Dalam video yang beredar di media sosial, Rabu (2/10), Megawati disorot kamera saat sedang berjalan di wilayah VIP di dalam Gedung Nusantara, Kompleks Parlemen. Banyak orang menyalami Megawati saat Presiden RI ke-5 itu lewat di hadapan mereka. Di antaranya adalah politikus Partai Demokrat Agus Harimurti Yudhoyono dan politikus Golkar Rizal Mallarangeng.

Namun, saat berhadapan dengan Megawati, Paloh tak menjulurkan tangan untuk bersalaman ke arah Megawati yang juga saat itu menoleh ke arah lain. Terlihat Megawati kemudian bersalaman dengan Wakil Presiden Ma`ruf Amin.
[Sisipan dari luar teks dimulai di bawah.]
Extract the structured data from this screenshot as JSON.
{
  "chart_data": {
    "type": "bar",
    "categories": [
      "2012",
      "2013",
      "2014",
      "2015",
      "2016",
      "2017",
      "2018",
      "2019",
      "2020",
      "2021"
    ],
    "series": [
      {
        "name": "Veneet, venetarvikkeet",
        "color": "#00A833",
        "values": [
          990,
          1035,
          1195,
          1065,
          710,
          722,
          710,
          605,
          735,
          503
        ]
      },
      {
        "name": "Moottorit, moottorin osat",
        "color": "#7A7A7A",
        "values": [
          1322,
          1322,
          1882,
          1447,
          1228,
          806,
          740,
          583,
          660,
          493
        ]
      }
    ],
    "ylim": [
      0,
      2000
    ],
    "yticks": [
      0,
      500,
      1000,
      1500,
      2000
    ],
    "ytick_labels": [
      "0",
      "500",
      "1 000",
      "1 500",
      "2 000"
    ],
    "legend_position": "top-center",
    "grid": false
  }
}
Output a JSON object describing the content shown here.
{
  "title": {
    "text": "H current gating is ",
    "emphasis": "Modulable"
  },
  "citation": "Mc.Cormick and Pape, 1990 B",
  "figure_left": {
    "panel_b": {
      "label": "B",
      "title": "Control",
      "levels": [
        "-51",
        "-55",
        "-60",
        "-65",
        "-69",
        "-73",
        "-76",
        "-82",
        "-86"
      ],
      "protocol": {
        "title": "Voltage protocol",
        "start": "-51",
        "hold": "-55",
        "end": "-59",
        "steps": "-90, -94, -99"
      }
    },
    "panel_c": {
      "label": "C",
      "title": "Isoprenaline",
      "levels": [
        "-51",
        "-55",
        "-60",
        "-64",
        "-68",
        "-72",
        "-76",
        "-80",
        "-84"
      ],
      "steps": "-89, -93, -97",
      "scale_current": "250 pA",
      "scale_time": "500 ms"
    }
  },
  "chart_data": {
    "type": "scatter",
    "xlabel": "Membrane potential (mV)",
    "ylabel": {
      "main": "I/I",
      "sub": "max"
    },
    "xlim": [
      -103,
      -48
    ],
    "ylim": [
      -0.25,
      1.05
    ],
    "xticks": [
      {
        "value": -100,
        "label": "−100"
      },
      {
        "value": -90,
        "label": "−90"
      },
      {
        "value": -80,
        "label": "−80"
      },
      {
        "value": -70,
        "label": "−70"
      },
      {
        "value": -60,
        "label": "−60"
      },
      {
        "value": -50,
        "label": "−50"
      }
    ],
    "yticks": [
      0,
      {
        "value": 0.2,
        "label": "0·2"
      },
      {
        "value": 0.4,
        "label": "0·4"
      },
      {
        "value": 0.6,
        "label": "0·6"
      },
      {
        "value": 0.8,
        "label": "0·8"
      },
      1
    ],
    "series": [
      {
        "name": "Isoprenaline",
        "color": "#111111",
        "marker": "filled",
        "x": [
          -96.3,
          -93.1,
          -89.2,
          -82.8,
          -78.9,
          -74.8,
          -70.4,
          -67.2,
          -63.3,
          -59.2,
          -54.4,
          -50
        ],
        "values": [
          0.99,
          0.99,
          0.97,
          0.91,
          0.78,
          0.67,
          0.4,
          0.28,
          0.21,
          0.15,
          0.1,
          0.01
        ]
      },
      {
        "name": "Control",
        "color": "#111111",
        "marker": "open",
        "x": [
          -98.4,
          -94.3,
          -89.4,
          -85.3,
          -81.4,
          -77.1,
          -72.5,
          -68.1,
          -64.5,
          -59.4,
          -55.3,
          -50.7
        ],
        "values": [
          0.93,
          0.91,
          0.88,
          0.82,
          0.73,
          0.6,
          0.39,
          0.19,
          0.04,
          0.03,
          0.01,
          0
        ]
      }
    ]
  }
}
Merespons isu keretakan itu, Paloh hanya tertawa. Dia mengaku jika kejadian tersebut hanya kebetulan semata. “Bahkan kadang-kadang kita selalu suka hal-hal yang sensansional. Barangkali ketika (Megawari) lewat dan gak nyalam jadi berita, dan viral. Saya pikir tidak lah,” kata Paloh usai menghadiri pemilihan dan pelantikan Bamsoet sebagai Ketua MPR, Kamis (3/10) malam.

Paloh mengaku hubungannya dengan Mega tetap akur. Dia juga tidak merasa kedekatan Prabowo dan Mega akan mengancam posisi Nasdem di koalisi. “Nggak juga. Kenapa kita terikat dengan pikiran-pikiran yang sempit,” kata Paloh.

Hubungan yang tak pernah awet dalam koalisi partai di Indonesia sebenarnya bukan hal baru. Litbang Kompas yang dimuat dalam Harian Kompas, 16 November 2015 menulis keretakan dalam koalisi berhubungan dengan pragmatisme politik.

“Ciri utama dari perpecahan parpol umumnya dimulai dengan konflik antarelite terkait dengan sikap mereka terhadap strategi dalam merebut kekuasaan. Pragmatisme politik yang didorong oleh hasrat untuk berkuasa yang tinggi membuat sejumlah elite memisahkan diri dari parpol induk dan mendirikan parpol”.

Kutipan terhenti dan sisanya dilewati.